这个函数应该和其他任何替代方法一样快或快,并且即使使用 std::strings 调用它也不会发生内存分配(我已经重载了它)。

##代码##

If you take a brief look at the C++ Standard library, you will notice that a lot C++ functions that return std::string, or other std::objects are basically a wrapper to a well written extern "C" function. So don't be afraid to use C functions in C++ applications, if they are well written and you can overload them to support std::strings and such.

如果您简要查看 C++ 标准库,您会注意到许多返回 std::string 或其他 std::objects 的 C++ 函数基本上是编写良好的 extern "C" 函数的包装器。所以不要害怕在 C++ 应用程序中使用 C 函数,如果它们编写得很好并且你可以重载它们以支持 std::strings 等。

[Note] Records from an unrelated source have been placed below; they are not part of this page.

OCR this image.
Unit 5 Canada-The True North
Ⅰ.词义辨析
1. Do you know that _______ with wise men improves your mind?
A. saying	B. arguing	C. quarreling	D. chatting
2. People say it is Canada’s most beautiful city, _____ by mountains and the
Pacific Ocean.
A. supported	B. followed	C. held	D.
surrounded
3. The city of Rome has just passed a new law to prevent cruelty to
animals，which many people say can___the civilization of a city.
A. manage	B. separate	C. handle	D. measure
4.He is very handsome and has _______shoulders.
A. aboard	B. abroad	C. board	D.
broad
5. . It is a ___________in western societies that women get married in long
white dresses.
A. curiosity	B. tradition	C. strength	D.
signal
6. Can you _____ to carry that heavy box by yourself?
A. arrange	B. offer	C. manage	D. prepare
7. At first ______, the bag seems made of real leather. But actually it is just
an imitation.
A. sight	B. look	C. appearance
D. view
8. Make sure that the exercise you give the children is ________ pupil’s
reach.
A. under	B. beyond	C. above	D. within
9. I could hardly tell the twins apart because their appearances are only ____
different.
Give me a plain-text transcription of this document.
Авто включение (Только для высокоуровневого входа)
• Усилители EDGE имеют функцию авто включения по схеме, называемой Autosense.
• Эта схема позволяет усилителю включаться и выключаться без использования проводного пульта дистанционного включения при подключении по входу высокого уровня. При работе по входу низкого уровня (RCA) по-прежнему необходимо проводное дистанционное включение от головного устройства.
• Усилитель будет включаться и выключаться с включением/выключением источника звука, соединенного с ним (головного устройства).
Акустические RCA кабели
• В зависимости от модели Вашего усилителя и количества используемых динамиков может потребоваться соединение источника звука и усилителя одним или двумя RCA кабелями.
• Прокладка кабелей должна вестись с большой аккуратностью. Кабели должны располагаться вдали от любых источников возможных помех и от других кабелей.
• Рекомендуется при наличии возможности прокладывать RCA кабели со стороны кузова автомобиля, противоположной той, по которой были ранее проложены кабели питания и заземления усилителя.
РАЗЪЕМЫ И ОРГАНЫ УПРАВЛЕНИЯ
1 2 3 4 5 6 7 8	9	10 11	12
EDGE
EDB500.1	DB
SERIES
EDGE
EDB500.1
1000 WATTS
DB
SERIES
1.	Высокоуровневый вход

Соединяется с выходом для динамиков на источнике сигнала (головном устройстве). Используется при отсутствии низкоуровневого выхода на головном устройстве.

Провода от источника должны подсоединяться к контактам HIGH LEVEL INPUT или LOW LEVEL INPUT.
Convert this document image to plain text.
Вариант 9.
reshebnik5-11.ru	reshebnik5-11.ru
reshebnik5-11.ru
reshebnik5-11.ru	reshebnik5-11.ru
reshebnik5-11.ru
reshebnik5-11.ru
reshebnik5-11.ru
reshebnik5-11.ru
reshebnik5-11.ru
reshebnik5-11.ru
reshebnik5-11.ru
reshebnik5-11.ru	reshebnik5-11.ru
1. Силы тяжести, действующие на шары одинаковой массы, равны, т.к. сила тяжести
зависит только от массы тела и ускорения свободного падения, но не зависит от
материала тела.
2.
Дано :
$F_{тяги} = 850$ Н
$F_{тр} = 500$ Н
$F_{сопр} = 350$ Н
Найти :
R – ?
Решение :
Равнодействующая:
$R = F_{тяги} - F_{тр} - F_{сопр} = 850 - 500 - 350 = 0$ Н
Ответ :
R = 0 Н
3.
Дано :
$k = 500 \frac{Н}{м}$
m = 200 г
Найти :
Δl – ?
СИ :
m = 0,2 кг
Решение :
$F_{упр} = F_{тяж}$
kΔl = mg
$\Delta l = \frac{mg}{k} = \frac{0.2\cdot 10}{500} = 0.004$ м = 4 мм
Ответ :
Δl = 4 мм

For example, in Visual Studio 2015, std::to_stringis written exactly like this:

例如,在 Visual Studio 2015 中,std::to_string完全是这样写的:

##代码##

and _Integral_to_string is a wrapper to a C function sprintf_s

和 _Integral_to_string 是 C 函数 sprintf_s 的包装器

##代码##

回答by Hans

Well here is a longish(but easy) solution that does not use pointers. It can be optimized further but hey it works.

那么这是一个不使用指针的冗长(但简单)的解决方案。它可以进一步优化,但嘿它的工作原理。

##代码##

回答by Jan

I ended up here for a slighly different problem. Since I don't know where else to put it, and I found out what was wrong, I share it here. Don't be cross with me, please. I had some strings that would print additional spaces at their ends, while showing up without spaces in debugging. The strings where formed in windows calls like VerQueryValue(), which besides other stuff outputs a string length, as e.g. iProductNameLen in the following line converting the result to a string named strProductName:

我最终在这里解决了一个稍微不同的问题。由于我不知道还能把它放在哪里,而且我发现了问题所在,所以我在这里分享。请不要生我的气。我有一些字符串会在它们的末端打印额外的空格,而在调试时显示没有空格。在 Windows 中形成的字符串调用类似于 VerQueryValue(),除了其他东西之外,它还会输出一个字符串长度,例如下一行中的 iProductNameLen 将结果转换为名为 strProductName 的字符串:

##代码##

then produced a string with a \0 byte at the end, which did not show easily in de debugger, but printed on screen as a space. I'll leave the solution of this as an excercise, since it is not hard at all, once you are aware of this.

然后在末尾生成一个带有 \0 字节的字符串,该字符串在调试器中不容易显示,而是作为空格打印在屏幕上。我将把这个解决方案留作练习,因为一旦你意识到这一点,它一点也不难。